TALK SHOW
Té para todas
› Por Moira Soto
Si el humor es la mejor medicina, ya podemos empezar a curarnos –de tomarnos en serio, por ejemplo– bebiendo el Té negro que sirven –es un decir– Vivian El Jaber y Mónica Gazpio, los sábados a las 21 en El Taller del Angel (Mario Bravo 1239, $ 5). No se trata de la infusión preparada con las hojas de este arbusto de origen chino, de la familia de las teáceas, de flores blancas, perfumadas y axilares, ni de ninguna otra tisana de esas que se multiplican en la góndola del supermercado, en negocios naturistas y farmacias. Lo que ofrecen estas dos actrices y autoras no se prepara con agua caliente a punto de ebullición, aunque ellas, con afán disolvente, extraen de ciertos mitos, leyendas y normativas de la feminidad sus partes solubles y consiguen una suerte de extracto estilizado, despiadado y –como el título lo indica– bien negro. Disolventes pero nada desleídas, El Jaber y Gazpio brindan una saludable decocción de lo que largo tiempo se ha pretendido que debía ser una buena novia, una buena esposa, una buena madre...
Como corresponde, este Té negro no lleva azúcar, por lo que trasfunde cierta amargura en el fondo de la taza –en sus varias acepciones–, pero ninguna autoconmiseración, por suerte. Se ve que ellas se ríen para no llorar (motivos para verter ríos de lágrimas no les faltarían) y así hacen llorar de risa a las espectadoras que, como siempre, más que siempre, son mayoría en la sala.

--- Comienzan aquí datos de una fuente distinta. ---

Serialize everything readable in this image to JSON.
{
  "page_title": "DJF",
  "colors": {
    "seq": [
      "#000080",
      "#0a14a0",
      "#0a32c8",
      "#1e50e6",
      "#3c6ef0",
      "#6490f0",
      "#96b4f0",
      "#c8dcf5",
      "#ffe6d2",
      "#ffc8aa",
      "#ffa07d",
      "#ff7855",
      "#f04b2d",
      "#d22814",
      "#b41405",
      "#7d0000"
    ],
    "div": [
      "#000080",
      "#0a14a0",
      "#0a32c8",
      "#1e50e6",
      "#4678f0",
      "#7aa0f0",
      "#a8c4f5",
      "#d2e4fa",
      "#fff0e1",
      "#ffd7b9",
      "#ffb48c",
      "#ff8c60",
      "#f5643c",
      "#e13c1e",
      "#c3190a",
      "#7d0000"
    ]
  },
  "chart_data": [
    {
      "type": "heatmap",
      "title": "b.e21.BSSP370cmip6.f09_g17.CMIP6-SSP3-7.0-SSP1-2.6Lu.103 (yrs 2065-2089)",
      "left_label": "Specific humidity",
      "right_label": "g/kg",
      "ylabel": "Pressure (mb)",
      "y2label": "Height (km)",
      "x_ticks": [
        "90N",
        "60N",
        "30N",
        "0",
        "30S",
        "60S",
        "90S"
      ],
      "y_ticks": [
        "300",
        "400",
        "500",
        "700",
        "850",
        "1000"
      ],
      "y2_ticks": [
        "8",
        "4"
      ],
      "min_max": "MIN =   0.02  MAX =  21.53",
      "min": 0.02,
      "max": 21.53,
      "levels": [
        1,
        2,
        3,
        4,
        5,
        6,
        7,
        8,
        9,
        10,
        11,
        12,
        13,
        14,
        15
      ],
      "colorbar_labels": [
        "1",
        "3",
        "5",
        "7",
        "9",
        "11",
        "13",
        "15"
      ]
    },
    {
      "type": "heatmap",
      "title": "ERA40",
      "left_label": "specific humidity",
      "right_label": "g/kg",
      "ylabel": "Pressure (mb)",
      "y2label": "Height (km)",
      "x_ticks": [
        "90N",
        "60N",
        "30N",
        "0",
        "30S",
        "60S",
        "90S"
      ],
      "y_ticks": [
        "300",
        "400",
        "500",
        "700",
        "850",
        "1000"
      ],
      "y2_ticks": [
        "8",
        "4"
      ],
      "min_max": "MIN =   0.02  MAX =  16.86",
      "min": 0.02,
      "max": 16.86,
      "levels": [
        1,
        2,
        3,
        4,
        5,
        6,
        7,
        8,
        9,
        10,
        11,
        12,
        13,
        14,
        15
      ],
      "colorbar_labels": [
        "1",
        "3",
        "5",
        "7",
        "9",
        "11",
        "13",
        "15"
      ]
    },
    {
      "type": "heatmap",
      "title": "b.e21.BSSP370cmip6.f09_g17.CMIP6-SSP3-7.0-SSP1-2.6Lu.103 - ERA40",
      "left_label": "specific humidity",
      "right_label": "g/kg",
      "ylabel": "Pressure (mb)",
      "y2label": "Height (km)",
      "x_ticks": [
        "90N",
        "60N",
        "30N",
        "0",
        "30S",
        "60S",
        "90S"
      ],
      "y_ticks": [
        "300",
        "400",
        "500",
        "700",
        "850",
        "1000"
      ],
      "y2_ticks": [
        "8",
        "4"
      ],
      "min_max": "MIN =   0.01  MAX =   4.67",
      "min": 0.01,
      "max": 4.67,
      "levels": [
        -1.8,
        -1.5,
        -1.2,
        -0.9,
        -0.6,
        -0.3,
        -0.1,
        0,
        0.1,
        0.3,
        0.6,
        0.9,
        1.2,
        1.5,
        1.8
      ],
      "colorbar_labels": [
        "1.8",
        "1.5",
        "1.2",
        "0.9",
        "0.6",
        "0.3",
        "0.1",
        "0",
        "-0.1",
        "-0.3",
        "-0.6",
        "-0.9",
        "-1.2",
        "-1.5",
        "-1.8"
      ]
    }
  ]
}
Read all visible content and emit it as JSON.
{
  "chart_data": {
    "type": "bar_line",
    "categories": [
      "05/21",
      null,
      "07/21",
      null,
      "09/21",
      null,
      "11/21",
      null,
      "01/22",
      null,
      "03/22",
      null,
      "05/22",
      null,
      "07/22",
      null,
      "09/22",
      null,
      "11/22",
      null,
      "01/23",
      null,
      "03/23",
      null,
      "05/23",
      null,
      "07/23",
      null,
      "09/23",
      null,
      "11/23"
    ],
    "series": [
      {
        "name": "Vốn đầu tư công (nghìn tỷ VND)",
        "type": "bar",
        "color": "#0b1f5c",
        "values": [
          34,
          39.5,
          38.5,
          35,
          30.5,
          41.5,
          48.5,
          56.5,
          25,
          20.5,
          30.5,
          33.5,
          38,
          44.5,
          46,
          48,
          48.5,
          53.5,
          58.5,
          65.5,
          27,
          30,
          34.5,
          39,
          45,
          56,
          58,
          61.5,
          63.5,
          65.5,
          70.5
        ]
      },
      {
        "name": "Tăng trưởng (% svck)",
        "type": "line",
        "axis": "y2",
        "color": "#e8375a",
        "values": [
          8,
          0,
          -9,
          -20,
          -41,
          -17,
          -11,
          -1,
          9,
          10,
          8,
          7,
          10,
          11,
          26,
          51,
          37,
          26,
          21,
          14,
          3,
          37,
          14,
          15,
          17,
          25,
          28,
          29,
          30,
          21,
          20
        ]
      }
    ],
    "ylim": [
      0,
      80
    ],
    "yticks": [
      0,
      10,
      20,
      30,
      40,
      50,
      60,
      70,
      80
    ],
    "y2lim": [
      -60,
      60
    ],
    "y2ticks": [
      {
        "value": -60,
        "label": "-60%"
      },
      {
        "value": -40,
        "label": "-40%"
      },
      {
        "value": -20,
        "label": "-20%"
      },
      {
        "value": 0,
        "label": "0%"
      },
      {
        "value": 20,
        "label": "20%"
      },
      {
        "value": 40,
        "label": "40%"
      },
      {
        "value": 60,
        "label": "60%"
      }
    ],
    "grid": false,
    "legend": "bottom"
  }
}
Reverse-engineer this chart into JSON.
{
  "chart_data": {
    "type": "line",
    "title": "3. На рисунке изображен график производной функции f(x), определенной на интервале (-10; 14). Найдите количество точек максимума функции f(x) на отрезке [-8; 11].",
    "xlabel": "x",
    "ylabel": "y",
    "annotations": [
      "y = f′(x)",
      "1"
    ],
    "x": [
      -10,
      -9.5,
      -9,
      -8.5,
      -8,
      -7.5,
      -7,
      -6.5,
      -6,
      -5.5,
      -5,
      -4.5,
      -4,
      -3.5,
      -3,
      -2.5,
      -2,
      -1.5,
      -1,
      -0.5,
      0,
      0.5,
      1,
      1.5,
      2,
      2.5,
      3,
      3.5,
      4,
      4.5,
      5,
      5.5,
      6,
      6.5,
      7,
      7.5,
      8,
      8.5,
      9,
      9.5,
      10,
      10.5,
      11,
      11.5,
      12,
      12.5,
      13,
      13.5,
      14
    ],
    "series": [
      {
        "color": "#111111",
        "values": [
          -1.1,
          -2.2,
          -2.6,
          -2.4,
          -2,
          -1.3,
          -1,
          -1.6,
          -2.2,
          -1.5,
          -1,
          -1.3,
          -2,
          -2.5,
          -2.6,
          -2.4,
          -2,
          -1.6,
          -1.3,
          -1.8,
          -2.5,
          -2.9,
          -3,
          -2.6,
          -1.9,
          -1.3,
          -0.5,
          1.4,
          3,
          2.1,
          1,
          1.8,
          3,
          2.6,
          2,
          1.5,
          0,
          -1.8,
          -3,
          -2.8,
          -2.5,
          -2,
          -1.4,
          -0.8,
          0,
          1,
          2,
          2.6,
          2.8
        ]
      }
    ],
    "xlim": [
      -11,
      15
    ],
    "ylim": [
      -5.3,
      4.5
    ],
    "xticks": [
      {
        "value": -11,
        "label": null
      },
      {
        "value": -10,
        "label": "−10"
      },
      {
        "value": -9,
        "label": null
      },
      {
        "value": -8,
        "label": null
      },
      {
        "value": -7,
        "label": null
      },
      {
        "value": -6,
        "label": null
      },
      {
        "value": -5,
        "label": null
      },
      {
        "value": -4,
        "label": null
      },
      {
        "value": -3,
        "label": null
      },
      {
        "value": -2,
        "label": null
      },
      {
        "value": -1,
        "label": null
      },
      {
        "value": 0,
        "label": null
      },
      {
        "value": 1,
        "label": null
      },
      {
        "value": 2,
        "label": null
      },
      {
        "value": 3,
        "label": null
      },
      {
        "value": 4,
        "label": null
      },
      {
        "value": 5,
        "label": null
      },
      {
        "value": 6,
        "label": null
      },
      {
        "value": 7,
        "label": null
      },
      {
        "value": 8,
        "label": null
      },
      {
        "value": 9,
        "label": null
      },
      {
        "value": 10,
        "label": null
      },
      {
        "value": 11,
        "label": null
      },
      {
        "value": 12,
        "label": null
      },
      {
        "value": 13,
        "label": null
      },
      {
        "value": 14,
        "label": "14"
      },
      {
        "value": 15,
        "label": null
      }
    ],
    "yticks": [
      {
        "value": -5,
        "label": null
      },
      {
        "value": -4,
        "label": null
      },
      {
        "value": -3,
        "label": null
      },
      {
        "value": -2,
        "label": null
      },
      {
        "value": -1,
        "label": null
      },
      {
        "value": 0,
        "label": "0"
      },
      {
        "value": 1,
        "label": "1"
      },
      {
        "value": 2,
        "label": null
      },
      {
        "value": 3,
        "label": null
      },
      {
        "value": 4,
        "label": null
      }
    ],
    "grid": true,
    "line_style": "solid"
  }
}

“Denme una máscara y les diré la verdad”, apuntaba Oscar Wilde. Mónica y Vivian se maquillan mucho los ojos, se ponen una extravagante peluca de plumitas –o algo por el estilo– fucsia, una malla enteriza blanca con evidentes rellenos en el pecho y las nalgas, algunas plumitas haciendo juego en la entrepierna y, hala, a patear mitos y tabúes en el país de Maitena, Las Gambas al Ajillo, Gabriela Acher y otras provocadoras (pese a que Alfredo Casero, en una reciente nota de Radar, reconocía –en nivel mundial– apenas a dos humoristas mujeres, la gran Niní y la superpayasa Lucille Ball, olvidándose de su propia deuda con otra grande, Juana Molina...).
“Cinco siglos antes de Cristo, numerosas criaturas habitaban el fondo del mar: tritones, delfines, mojarritas, Ricardo Bauleo...” Así empiezan a relatar estas lunáticas la invención de la novia que, aseguran ellas, desciende en línea directa de la sirena. Pura como el mendicrim light, la novia ha sido educada desde pequeña para seducir, regar las flores, depilarse, ser siempre agradable, oler lindo... y arrastrar la cola (que heredó de la sirena) en esa ceremonia de la boda que es acompañada con una canción tragicómica (“Mi cuerpo se viste/ mi cara se pinta/ y van sin mí./ Siguiendo campanas/ de marcha nupcial/ avanzo y me hundo”).
Una vez casada, la mujer debe considerarse feliz (“Lo conseguí: un apellido, con la libreta del civil”), aunque aparezcan las sombras del nuevo estado (olor a bife en el pelo, vellos que crecen, quedarse sin tiempo). Las cosas no van mejor en el terreno sexual: “El éxtasis llegó: él me abofeteó, un dedito me quebró, un aborto provocó”. Lo que no quita que la maltratada siga con su actuación: “Jadeo uno, jadeo dos... Lo conseguí, puedo fingir”, si bien con fantasías de matar, cocinar, comer y defecar al causante de esas penurias.
Sin embargo, aún quedan chicas dispuestas a tener hijos cueste lo que cueste: en un match se enfrentan dos de ellas, una “vacía de fibromas”, lista para competir por el título mundial de fertilización asistida; la otra, primípara añosa, por estimulación hormonal de óvulos. Y todavía falta el sketch del embarazo con sus molestias (que se disimulan porque, como reza el estribillo cantado, “la madre es sagrada”), el nacimiento, la lactancia con un bebé voraz “que te chupa toda” y ese llanto imparable del niñito que sólo se detiene para cobrar nuevos bríos y aullar más alto todavía...
Mordaz, mordiente, desafiante, el humor de Té negro no se aligera nunca, aunque al final parece que hay una lucecita –nada que ver con Víctor Sueyro– después de tocar todos los fondos.